La maisonnée est réveillée depuis longtemps, Bonne-maman est partie travailler au bureau de poste, j’irai la chercher tout à l’heure, Pomponette s’active sans faire de bruit, Sister joue tranquillement sans doute, moi je me prépare en vitesse à aller retrouver les amis d’enfance ou bien le charron d’à côté qui me laissera actionner le soufflet de forge. Bon papa quant à lui dort encore du sommeil du juste, il est rentré tard, après la séance de cinéma quotidienne il s’est attardé à la terrasse d’un café sur la
place ombragée de platanes,

le bruit de la fontaine en fond sonore. Pendant des heures il a bavardé avec ses amis, pris des contacts, en fait je ne sais pas bien ce qu’il faisait, marchand de biens c’est vague pour une petite fille.

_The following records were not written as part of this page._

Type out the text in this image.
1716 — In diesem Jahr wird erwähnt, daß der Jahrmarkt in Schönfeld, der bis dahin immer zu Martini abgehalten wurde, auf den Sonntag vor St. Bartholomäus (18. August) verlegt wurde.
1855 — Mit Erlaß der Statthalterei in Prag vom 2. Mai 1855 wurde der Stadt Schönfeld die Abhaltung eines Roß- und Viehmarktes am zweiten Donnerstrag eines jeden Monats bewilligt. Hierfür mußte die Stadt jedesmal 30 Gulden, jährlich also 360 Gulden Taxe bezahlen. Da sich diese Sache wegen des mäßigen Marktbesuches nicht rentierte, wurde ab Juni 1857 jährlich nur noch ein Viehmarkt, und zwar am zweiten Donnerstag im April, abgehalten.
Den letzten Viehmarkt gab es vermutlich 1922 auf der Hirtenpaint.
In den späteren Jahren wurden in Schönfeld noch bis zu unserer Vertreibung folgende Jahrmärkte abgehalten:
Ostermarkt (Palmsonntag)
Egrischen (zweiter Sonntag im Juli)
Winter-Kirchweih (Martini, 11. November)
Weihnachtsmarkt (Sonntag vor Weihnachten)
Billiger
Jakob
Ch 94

A dix heures il se lèvera, prendra son petit-déjeuner et ira sur la terrasse rouler sa première cigarette, ce rituel accompli, tout le monde aux abris, le plan grand nettoyage de printemps journalier est déclenché, torse nu, en vieilles savates, le pantalon retroussé, l’ancien marin retrouve les gestes du moussaillon engagé à 17 ans, pour nettoyer le pont. Tout y passe, les sols balayés, les meubles essuyés, les tapis aspirés et pour finir une apothéose d’eau qui dispense une fraîcheur relative sur le carrelage. Mais là ne s’arrête pas le ménage, une autre cigarette plus tard, il s’enferme dans la salle de bains et n’en sortira quà 13h récuré, rasé de frais, parfumé, le crane chauve brillant comme une patinoire, au sale le pantalon du matin, place à celui du midi, toujours torse nu il attendra que bonne-maman arrive pour faire la grillade et à 16h tranquillement, re-habillé, re- parfumé il partira à Narbonne, le jeudi ou à Béziers le vendredi, ne rentrera qu’à 21h après avoir traité de mystérieuses affaires, re- grillades au feu de bois, re cinéma et c’est ainsi que se passe la vie de cet homme tranquille, parti bien trop tôt, à 59 ans.
J’ai le regret que Maky ne l’ai pas connu, ils auraient pu partager les grasses matinées.